休業要請は最終的にほとんどの地域に及び、全国95%を超えるホールが休業要請に協力。各ホールの業績は大幅に落ち込み、ホールによっては月の粗利益が8割減、9割減といった声も聞かれた。
政府の各種支援策の中でも業界で大きく歓迎されたのが、セーフティネット5号保証の対象業種に含まれたことだ。ホール企業は通常の一般保証とは別枠で最大2億8,000万円の80%保証が受けられることとなった。

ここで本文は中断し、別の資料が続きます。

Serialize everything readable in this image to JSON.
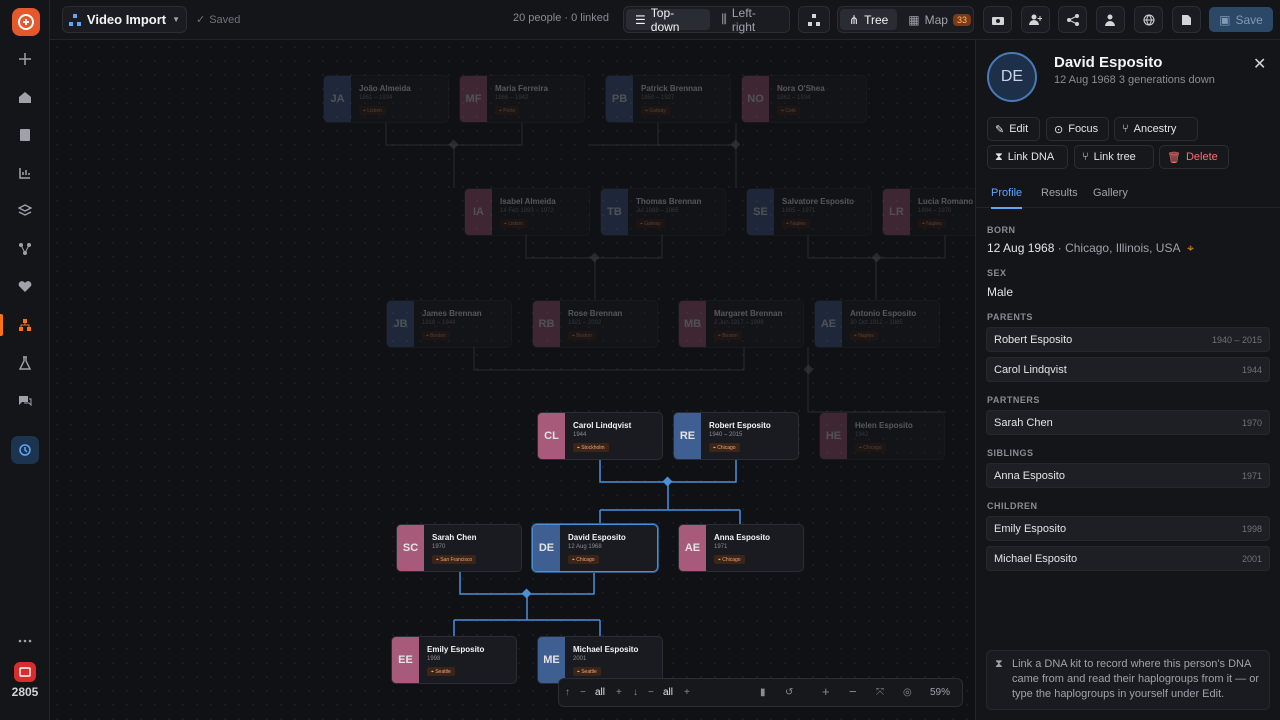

5月~6月にかけて、業界内外で大きな話題となったのが、休業要請に応じないホールの動向である。一部の自治体では、インフルエンザ等対策特措法の第45条第2項に基づく休業を要請し、対象となるホールの公表に踏み切った(本誌調べで対象は20都道府県382店舗)。それでも営業を継続するホールに対して兵庫県などは「休業指示」に発展。その数は、本誌調べで5県14店舗に及ぶ。
主にこの間、業界を襲ったのが世間からのバッシングだ。休業要請に従わず、多くの人で賑わうホールの模様がワイドショーやネットニュースで連日取り上げられ、批判がエスカレートした。
営業的な苦しさもあり、多くのホール関係者は、特措法に基づく休業要請および指示に従わなかったホールに対する不満がくすぶり続けた。兵庫県遊協では、休業指示に従わなかった3店舗の組合員の除名処分を決定。埼玉県遊協では、休業要請期間中に営業を再開した副理事長が辞任する事態となっている。
業界では、世間からのバッシングなどの苦い出来事を教訓に、業界の正しい実情を伝えるための施策を講じた。ホールの優れた換気能力を伝える実証実験映像を全国青年部会が作成。記者会見の開催などを通じて、世間に大きくアピールした。